Today, the Harris campaign has cleverly repackaged oblivion as a panacea. Forget about the spirit of Tennyson’s Ulysses, who urged his men “To strive, to seek, to find, and not to yield”.  The way forward, we are told, is to lay down our citizenly oars — to forget where we’ve been or where we thought we were going, and submit to being carried along in a joyful stupor by the ship of state. Never mind that it’s unclear who is steering that ship, or the destination they have in mind. 

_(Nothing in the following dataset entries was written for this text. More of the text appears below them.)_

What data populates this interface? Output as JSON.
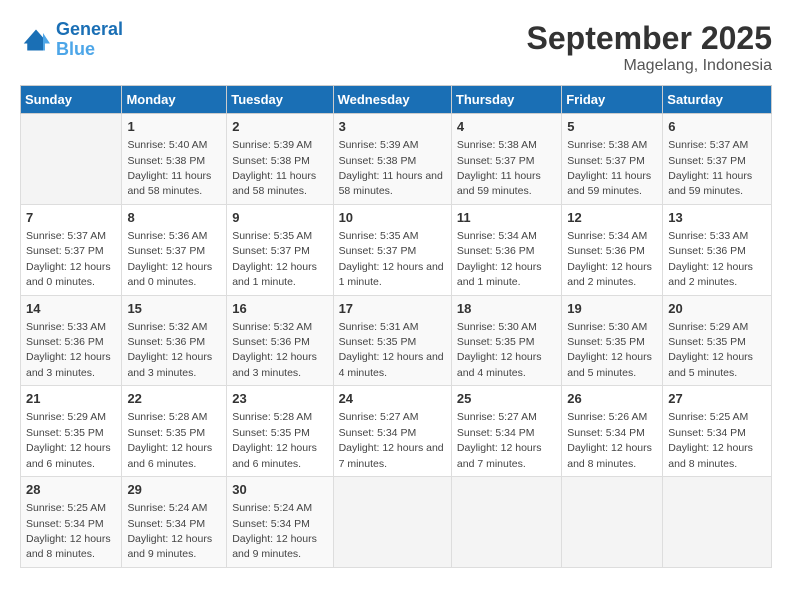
{
  "header": {
    "logo_general": "General",
    "logo_blue": "Blue",
    "month_year": "September 2025",
    "location": "Magelang, Indonesia"
  },
  "days_of_week": [
    "Sunday",
    "Monday",
    "Tuesday",
    "Wednesday",
    "Thursday",
    "Friday",
    "Saturday"
  ],
  "weeks": [
    [
      {
        "day": "",
        "sunrise": "",
        "sunset": "",
        "daylight": ""
      },
      {
        "day": "1",
        "sunrise": "5:40 AM",
        "sunset": "5:38 PM",
        "daylight": "11 hours and 58 minutes."
      },
      {
        "day": "2",
        "sunrise": "5:39 AM",
        "sunset": "5:38 PM",
        "daylight": "11 hours and 58 minutes."
      },
      {
        "day": "3",
        "sunrise": "5:39 AM",
        "sunset": "5:38 PM",
        "daylight": "11 hours and 58 minutes."
      },
      {
        "day": "4",
        "sunrise": "5:38 AM",
        "sunset": "5:37 PM",
        "daylight": "11 hours and 59 minutes."
      },
      {
        "day": "5",
        "sunrise": "5:38 AM",
        "sunset": "5:37 PM",
        "daylight": "11 hours and 59 minutes."
      },
      {
        "day": "6",
        "sunrise": "5:37 AM",
        "sunset": "5:37 PM",
        "daylight": "11 hours and 59 minutes."
      }
    ],
    [
      {
        "day": "7",
        "sunrise": "5:37 AM",
        "sunset": "5:37 PM",
        "daylight": "12 hours and 0 minutes."
      },
      {
        "day": "8",
        "sunrise": "5:36 AM",
        "sunset": "5:37 PM",
        "daylight": "12 hours and 0 minutes."
      },
      {
        "day": "9",
        "sunrise": "5:35 AM",
        "sunset": "5:37 PM",
        "daylight": "12 hours and 1 minute."
      },
      {
        "day": "10",
        "sunrise": "5:35 AM",
        "sunset": "5:37 PM",
        "daylight": "12 hours and 1 minute."
      },
      {
        "day": "11",
        "sunrise": "5:34 AM",
        "sunset": "5:36 PM",
        "daylight": "12 hours and 1 minute."
      },
      {
        "day": "12",
        "sunrise": "5:34 AM",
        "sunset": "5:36 PM",
        "daylight": "12 hours and 2 minutes."
      },
      {
        "day": "13",
        "sunrise": "5:33 AM",
        "sunset": "5:36 PM",
        "daylight": "12 hours and 2 minutes."
      }
    ],
    [
      {
        "day": "14",
        "sunrise": "5:33 AM",
        "sunset": "5:36 PM",
        "daylight": "12 hours and 3 minutes."
      },
      {
        "day": "15",
        "sunrise": "5:32 AM",
        "sunset": "5:36 PM",
        "daylight": "12 hours and 3 minutes."
      },
      {
        "day": "16",
        "sunrise": "5:32 AM",
        "sunset": "5:36 PM",
        "daylight": "12 hours and 3 minutes."
      },
      {
        "day": "17",
        "sunrise": "5:31 AM",
        "sunset": "5:35 PM",
        "daylight": "12 hours and 4 minutes."
      },
      {
        "day": "18",
        "sunrise": "5:30 AM",
        "sunset": "5:35 PM",
        "daylight": "12 hours and 4 minutes."
      },
      {
        "day": "19",
        "sunrise": "5:30 AM",
        "sunset": "5:35 PM",
        "daylight": "12 hours and 5 minutes."
      },
      {
        "day": "20",
        "sunrise": "5:29 AM",
        "sunset": "5:35 PM",
        "daylight": "12 hours and 5 minutes."
      }
    ],
    [
      {
        "day": "21",
        "sunrise": "5:29 AM",
        "sunset": "5:35 PM",
        "daylight": "12 hours and 6 minutes."
      },
      {
        "day": "22",
        "sunrise": "5:28 AM",
        "sunset": "5:35 PM",
        "daylight": "12 hours and 6 minutes."
      },
      {
        "day": "23",
        "sunrise": "5:28 AM",
        "sunset": "5:35 PM",
        "daylight": "12 hours and 6 minutes."
      },
      {
        "day": "24",
        "sunrise": "5:27 AM",
        "sunset": "5:34 PM",
        "daylight": "12 hours and 7 minutes."
      },
      {
        "day": "25",
        "sunrise": "5:27 AM",
        "sunset": "5:34 PM",
        "daylight": "12 hours and 7 minutes."
      },
      {
        "day": "26",
        "sunrise": "5:26 AM",
        "sunset": "5:34 PM",
        "daylight": "12 hours and 8 minutes."
      },
      {
        "day": "27",
        "sunrise": "5:25 AM",
        "sunset": "5:34 PM",
        "daylight": "12 hours and 8 minutes."
      }
    ],
    [
      {
        "day": "28",
        "sunrise": "5:25 AM",
        "sunset": "5:34 PM",
        "daylight": "12 hours and 8 minutes."
      },
      {
        "day": "29",
        "sunrise": "5:24 AM",
        "sunset": "5:34 PM",
        "daylight": "12 hours and 9 minutes."
      },
      {
        "day": "30",
        "sunrise": "5:24 AM",
        "sunset": "5:34 PM",
        "daylight": "12 hours and 9 minutes."
      },
      {
        "day": "",
        "sunrise": "",
        "sunset": "",
        "daylight": ""
      },
      {
        "day": "",
        "sunrise": "",
        "sunset": "",
        "daylight": ""
      },
      {
        "day": "",
        "sunrise": "",
        "sunset": "",
        "daylight": ""
      },
      {
        "day": "",
        "sunrise": "",
        "sunset": "",
        "daylight": ""
      }
    ]
  ],
  "labels": {
    "sunrise_prefix": "Sunrise: ",
    "sunset_prefix": "Sunset: ",
    "daylight_prefix": "Daylight: "
  }
}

In Homer’s epic, Odysseus dragged his scouts away from the Lotus, lashed them under the rowing benches, and once again took to the heaving seas. Ours, though, is an age not of heroes, but of know-nothings and buffoons who wish only to take us for a ride. This is more the stuff of comedy than of epic. Many would agree, of course, that it would be tragic to succumb to the political equivalent of a lobotomy. Yet in the blank and leaden eyes of those who have traded their human past and future for a zombie-like narcosis, such an exchange would not rise even to the dignity of error.